Differentiating through binarized topology changes: Second-order subpixel-smoothed projection
Giuseppe Romano, Rodrigo Arrieta, Steven G. Johnson
TL;DR
This work addresses the non-differentiability issue in density-based topology optimization during topology changes by introducing SSP2, a second-order, Hessian-regularized extension of the existing SSP1 method. SSP2 defines a distance $d_2(\boldsymbol{x}) = \frac{\eta - \tilde{\rho}(\boldsymbol{x})}{\sqrt{\|\nabla \tilde{\rho}(\boldsymbol{x})\|^2 + \hat{R}^2 \lVert\mathbf{H}(\boldsymbol{x})\rVert_F^2}}$ and a Hessian-augmented update for projection, yielding a twice-differentiable projected density during topology changes while remaining quasi-binary elsewhere.

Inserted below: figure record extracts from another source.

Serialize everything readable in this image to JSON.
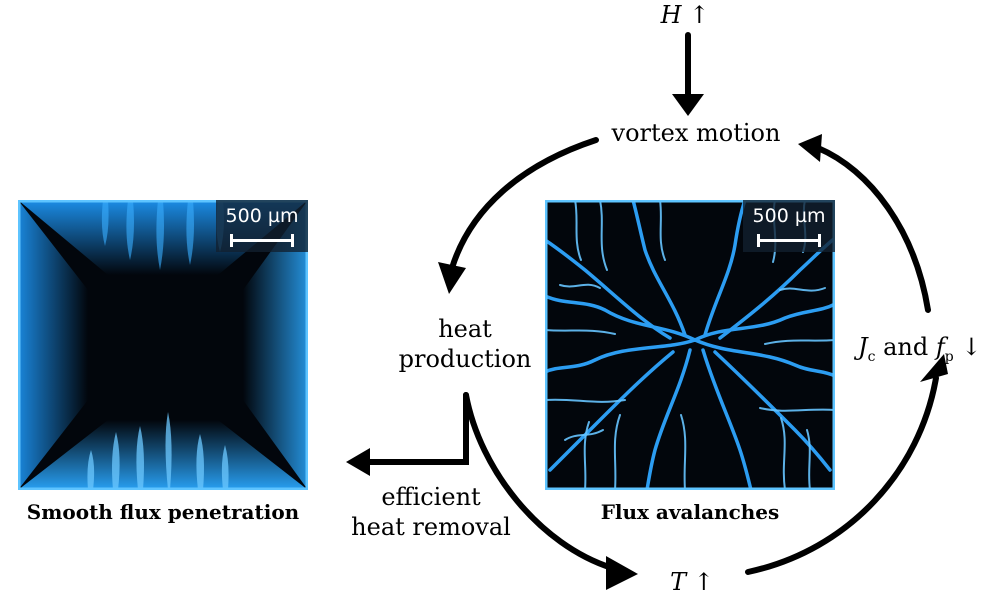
{
  "panels": {
    "smooth": {
      "scale_label": "500 µm",
      "caption": "Smooth flux penetration"
    },
    "avalanche": {
      "scale_label": "500 µm",
      "caption": "Flux avalanches"
    }
  },
  "cycle": {
    "field": {
      "symbol": "H",
      "arrow": "↑"
    },
    "vortex": "vortex motion",
    "heat_line1": "heat",
    "heat_line2": "production",
    "temp": {
      "symbol": "T",
      "arrow": "↑"
    },
    "jc": {
      "j": "J",
      "j_sub": "c",
      "and": "and",
      "f": "f",
      "f_sub": "p",
      "arrow": "↓"
    }
  },
  "removal": {
    "line1": "efficient",
    "line2": "heat removal"
  },
  "colors": {
    "panel_dark": "#02060c",
    "flux_blue": "#1e9cff",
    "flux_light": "#7fd0ff",
    "arrow": "#000000"
  }
}
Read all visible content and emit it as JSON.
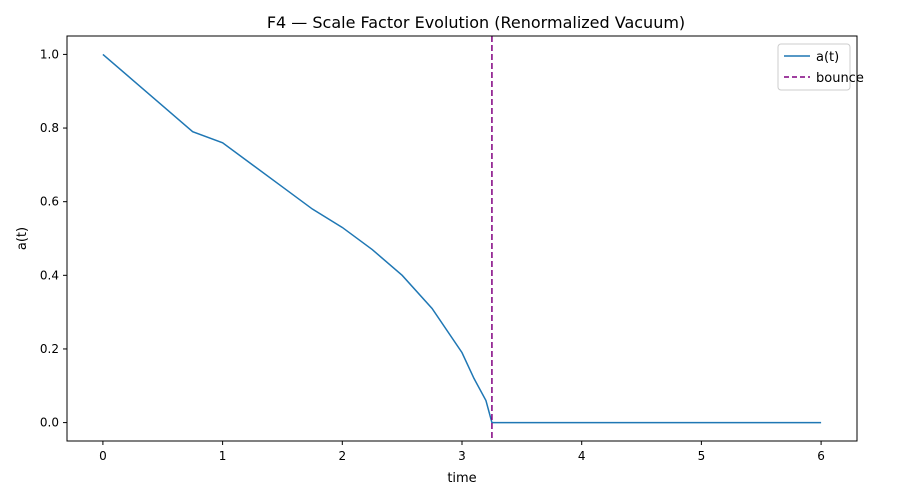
{
  "chart_data": {
    "type": "line",
    "title": "F4 — Scale Factor Evolution (Renormalized Vacuum)",
    "xlabel": "time",
    "ylabel": "a(t)",
    "xlim": [
      -0.3,
      6.3
    ],
    "ylim": [
      -0.05,
      1.05
    ],
    "xticks": [
      0,
      1,
      2,
      3,
      4,
      5,
      6
    ],
    "yticks": [
      0.0,
      0.2,
      0.4,
      0.6,
      0.8,
      1.0
    ],
    "xtick_labels": [
      "0",
      "1",
      "2",
      "3",
      "4",
      "5",
      "6"
    ],
    "ytick_labels": [
      "0.0",
      "0.2",
      "0.4",
      "0.6",
      "0.8",
      "1.0"
    ],
    "grid": false,
    "legend_position": "top-right",
    "series": [
      {
        "name": "a(t)",
        "color": "#1f77b4",
        "style": "solid",
        "x": [
          0,
          0.25,
          0.5,
          0.75,
          1.0,
          1.25,
          1.5,
          1.75,
          2.0,
          2.25,
          2.5,
          2.75,
          3.0,
          3.1,
          3.2,
          3.25,
          3.3,
          3.5,
          4.0,
          4.5,
          5.0,
          5.5,
          6.0
        ],
        "y": [
          1.0,
          0.93,
          0.86,
          0.79,
          0.76,
          0.7,
          0.64,
          0.58,
          0.53,
          0.47,
          0.4,
          0.31,
          0.19,
          0.12,
          0.06,
          0.0,
          0.0,
          0.0,
          0.0,
          0.0,
          0.0,
          0.0,
          0.0
        ]
      },
      {
        "name": "bounce",
        "color": "#800080",
        "style": "dashed",
        "vline": 3.25
      }
    ]
  }
}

Across thermal and photonic problems, SSP2 demonstrates faster convergence in connectivity-dominant scenarios and comparable performance otherwise, enabling the use of optimization algorithms with stronger theoretical guarantees (e.g., interior-point methods). Importantly, SSP2 adds minimal computational overhead and can serve as a drop-in replacement for SSP1 in existing TopOpt workflows, broadening the practical toolkit for topology optimization.
Abstract
A key challenge in topology optimization (TopOpt) is that manufacturable structures, being inherently binary, are non-differentiable, creating a fundamental tension with gradient-based optimization. The subpixel-smoothed projection (SSP) method addresses this issue by smoothing sharp interfaces at the subpixel level through a first-order expansion of the filtered field. However, SSP does not guarantee differentiability under topology changes, such as the merging of two interfaces, and therefore violates the convergence guarantees of many popular gradient-based optimization algorithms. We overcome this limitation by regularizing SSP with the Hessian of the filtered field, resulting in a twice-differentiable projected density during such transitions, while still guaranteeing an almost-everywhere binary structure. We demonstrate the effectiveness of our second-order SSP (SSP2) methodology on both thermal and photonic problems, showing that SSP2 has faster convergence than SSP for connectivity-dominant cases -- where frequent topology changes occur -- while exhibiting comparable performance otherwise. Beyond improving convergence guarantees for CCSA optimizers, SSP2 enables the use of a broader class of optimization algorithms with stronger theoretical guarantees, such as interior-point methods. Since SSP2 adds minimal complexity relative to SSP or traditional projection schemes, it can be used as a drop-in replacement in existing TopOpt codes.